Mastered pureed food? Gradually increase food consistency as he gets older. Try mashed foods next, and then move to semi-solid foods. Make sure everything you give your baby is very soft and easy to swallow.
At 8 months, your child may be ready for “finger foods” or food that he can hold and eat by himself. This must be soft as well, easy to swallow and cut into small pieces. Avoid choking hazards like whole grapes, marshmallows and white bread. Try scrambled eggs, well-cooked pasta, and well-cooked, finely chopped chicken.
Find recipes for babies 7 to 8 months old by a nutrition coach here.
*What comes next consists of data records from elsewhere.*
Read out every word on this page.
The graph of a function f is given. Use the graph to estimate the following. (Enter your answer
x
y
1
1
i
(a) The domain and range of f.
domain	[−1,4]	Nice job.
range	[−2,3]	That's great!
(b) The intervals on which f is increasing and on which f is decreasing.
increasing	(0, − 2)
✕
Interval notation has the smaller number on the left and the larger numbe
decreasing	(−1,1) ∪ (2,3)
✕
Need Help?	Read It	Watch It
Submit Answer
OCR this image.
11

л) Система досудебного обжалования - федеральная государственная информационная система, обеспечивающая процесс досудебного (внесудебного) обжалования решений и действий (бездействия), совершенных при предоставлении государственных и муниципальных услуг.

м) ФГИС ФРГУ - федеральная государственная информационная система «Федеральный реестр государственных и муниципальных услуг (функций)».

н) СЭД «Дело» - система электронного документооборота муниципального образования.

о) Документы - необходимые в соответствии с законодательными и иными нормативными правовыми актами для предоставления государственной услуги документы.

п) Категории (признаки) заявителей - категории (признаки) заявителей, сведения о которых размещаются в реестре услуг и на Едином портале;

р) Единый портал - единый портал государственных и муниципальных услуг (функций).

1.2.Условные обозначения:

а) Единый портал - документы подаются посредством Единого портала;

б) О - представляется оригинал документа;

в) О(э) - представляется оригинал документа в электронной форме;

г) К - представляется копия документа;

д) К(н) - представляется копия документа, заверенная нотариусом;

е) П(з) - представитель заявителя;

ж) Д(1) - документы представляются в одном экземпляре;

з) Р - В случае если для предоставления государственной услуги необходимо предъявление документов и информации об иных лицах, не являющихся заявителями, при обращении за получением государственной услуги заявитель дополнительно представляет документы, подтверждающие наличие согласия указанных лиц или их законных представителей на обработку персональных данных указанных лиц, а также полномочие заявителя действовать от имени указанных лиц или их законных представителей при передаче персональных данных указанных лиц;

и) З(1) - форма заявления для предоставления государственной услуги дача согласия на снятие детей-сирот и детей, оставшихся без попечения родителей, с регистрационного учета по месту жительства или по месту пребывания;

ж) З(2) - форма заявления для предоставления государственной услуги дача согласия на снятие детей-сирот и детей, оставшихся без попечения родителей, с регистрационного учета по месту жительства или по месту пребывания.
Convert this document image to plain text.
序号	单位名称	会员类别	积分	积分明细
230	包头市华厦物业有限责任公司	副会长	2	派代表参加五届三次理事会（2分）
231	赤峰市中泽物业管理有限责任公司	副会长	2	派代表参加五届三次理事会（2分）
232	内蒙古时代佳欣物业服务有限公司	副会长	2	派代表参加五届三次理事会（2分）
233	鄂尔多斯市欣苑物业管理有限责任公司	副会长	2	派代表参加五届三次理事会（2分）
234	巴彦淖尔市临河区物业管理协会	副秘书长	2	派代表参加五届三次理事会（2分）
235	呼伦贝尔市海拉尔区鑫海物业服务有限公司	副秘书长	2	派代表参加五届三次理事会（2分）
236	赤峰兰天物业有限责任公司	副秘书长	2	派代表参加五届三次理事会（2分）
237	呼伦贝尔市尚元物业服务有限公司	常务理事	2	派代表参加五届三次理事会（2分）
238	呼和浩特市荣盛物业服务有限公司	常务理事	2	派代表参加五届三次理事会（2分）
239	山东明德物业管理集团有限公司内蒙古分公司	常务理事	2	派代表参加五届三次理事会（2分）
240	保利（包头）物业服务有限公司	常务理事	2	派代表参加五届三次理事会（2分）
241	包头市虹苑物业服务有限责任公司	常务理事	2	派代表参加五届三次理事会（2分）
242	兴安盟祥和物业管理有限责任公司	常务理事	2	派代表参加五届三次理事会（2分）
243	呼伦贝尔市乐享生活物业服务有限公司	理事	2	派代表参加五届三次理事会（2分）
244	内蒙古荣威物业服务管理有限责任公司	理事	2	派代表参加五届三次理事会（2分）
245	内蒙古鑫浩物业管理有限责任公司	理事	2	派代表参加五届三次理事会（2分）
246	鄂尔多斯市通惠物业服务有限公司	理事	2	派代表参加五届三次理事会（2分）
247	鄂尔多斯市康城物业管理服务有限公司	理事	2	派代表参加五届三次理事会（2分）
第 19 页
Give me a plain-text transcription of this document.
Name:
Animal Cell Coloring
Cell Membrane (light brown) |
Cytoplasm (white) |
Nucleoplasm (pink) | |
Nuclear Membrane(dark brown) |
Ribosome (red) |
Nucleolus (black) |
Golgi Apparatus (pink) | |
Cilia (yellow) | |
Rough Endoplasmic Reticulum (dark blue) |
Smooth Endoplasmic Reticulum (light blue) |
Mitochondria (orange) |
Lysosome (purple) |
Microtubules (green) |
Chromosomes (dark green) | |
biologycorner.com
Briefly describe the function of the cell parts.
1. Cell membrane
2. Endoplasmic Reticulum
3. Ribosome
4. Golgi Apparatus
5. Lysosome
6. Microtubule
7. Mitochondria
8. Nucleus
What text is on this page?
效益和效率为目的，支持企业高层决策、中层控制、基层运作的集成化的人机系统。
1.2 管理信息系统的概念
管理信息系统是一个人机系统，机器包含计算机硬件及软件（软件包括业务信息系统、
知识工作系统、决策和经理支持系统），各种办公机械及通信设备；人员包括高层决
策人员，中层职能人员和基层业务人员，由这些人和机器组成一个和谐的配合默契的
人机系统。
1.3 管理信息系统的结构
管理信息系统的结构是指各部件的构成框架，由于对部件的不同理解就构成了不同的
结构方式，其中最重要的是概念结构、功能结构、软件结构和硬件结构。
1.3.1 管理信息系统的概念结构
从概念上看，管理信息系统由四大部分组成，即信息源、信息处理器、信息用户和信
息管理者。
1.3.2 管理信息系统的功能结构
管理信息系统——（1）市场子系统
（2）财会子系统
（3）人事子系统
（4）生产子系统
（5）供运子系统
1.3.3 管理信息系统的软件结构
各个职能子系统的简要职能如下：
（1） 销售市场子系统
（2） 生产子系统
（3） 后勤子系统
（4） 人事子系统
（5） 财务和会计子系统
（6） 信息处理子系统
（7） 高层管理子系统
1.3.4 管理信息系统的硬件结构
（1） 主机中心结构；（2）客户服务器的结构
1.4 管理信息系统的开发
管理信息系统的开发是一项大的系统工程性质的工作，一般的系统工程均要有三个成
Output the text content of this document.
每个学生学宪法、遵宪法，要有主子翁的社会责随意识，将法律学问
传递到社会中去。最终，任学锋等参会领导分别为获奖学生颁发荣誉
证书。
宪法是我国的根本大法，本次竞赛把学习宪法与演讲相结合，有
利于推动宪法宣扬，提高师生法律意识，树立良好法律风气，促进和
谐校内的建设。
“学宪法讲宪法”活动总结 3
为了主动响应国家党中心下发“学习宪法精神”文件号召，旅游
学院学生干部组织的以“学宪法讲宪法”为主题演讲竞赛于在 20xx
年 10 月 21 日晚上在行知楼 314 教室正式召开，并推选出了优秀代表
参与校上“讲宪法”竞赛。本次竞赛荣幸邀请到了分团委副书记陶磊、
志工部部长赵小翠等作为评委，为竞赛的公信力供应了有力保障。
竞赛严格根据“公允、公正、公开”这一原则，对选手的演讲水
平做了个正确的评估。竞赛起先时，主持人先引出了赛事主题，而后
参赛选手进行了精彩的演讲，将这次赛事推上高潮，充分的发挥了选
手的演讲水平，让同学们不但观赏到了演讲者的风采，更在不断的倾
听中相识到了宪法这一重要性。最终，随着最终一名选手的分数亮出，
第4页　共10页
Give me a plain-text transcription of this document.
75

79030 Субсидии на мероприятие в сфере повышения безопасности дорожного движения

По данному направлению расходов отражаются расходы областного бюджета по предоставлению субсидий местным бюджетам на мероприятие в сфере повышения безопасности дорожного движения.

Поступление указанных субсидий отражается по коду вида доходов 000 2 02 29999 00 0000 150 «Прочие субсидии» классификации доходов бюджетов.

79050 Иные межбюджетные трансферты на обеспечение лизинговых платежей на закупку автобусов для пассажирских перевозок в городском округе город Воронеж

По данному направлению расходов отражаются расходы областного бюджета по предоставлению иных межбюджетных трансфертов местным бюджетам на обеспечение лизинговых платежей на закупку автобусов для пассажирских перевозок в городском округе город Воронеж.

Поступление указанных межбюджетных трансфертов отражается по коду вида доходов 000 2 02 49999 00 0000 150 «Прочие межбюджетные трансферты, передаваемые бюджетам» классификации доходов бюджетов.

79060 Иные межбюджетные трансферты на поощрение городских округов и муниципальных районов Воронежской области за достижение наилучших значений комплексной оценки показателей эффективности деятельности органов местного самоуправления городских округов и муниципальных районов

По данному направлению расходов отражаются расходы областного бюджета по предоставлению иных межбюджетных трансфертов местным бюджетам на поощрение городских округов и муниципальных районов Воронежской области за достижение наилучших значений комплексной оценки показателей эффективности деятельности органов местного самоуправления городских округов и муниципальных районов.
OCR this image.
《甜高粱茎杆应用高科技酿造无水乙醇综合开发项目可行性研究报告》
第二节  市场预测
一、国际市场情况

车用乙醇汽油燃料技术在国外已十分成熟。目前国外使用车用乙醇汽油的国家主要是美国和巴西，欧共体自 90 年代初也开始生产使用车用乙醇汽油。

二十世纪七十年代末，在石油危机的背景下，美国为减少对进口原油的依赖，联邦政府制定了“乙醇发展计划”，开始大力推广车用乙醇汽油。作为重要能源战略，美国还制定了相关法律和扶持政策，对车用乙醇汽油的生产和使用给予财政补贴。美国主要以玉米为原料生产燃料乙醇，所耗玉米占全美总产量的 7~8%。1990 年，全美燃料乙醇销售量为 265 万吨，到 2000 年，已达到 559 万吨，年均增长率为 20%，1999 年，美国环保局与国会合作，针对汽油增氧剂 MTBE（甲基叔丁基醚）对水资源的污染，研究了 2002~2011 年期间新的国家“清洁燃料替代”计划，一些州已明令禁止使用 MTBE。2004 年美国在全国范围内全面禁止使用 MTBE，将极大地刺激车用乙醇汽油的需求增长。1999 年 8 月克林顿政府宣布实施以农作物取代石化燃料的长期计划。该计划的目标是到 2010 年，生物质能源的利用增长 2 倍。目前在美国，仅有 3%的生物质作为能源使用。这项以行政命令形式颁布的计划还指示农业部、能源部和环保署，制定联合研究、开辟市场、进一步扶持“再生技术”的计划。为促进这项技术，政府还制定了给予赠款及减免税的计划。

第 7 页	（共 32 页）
Tips to remember when feeding your infant 1. Be sensitive to your child’s hunger cues. Just like how it is with breastfeeding, be observant on behaviors your child exhibits when he’s hungry. These may be the perfect times to feed him. 2. Take it slow and be patient. Remember, your child is new to this. He will need a lot of love and understanding from you. 3. Encourage your baby to eat. This may improve your child’s dietary intake, says WHO. Doesn’t hurt to try the good ol’ “here comes the choo-choo train” method, right? Don’t force your child to eat if he doesn’t want to, however. 4. Minimize distractions. If your child loses interest in his food quickly, take away toys and objects that are grabbing his attention. Keep him focused on you and his food by making mealtimes more engaging. 5. Talk to your child while you feed him. Maintain eye contact and be in the moment. “Feeding times are periods of learning and love,” says the guide.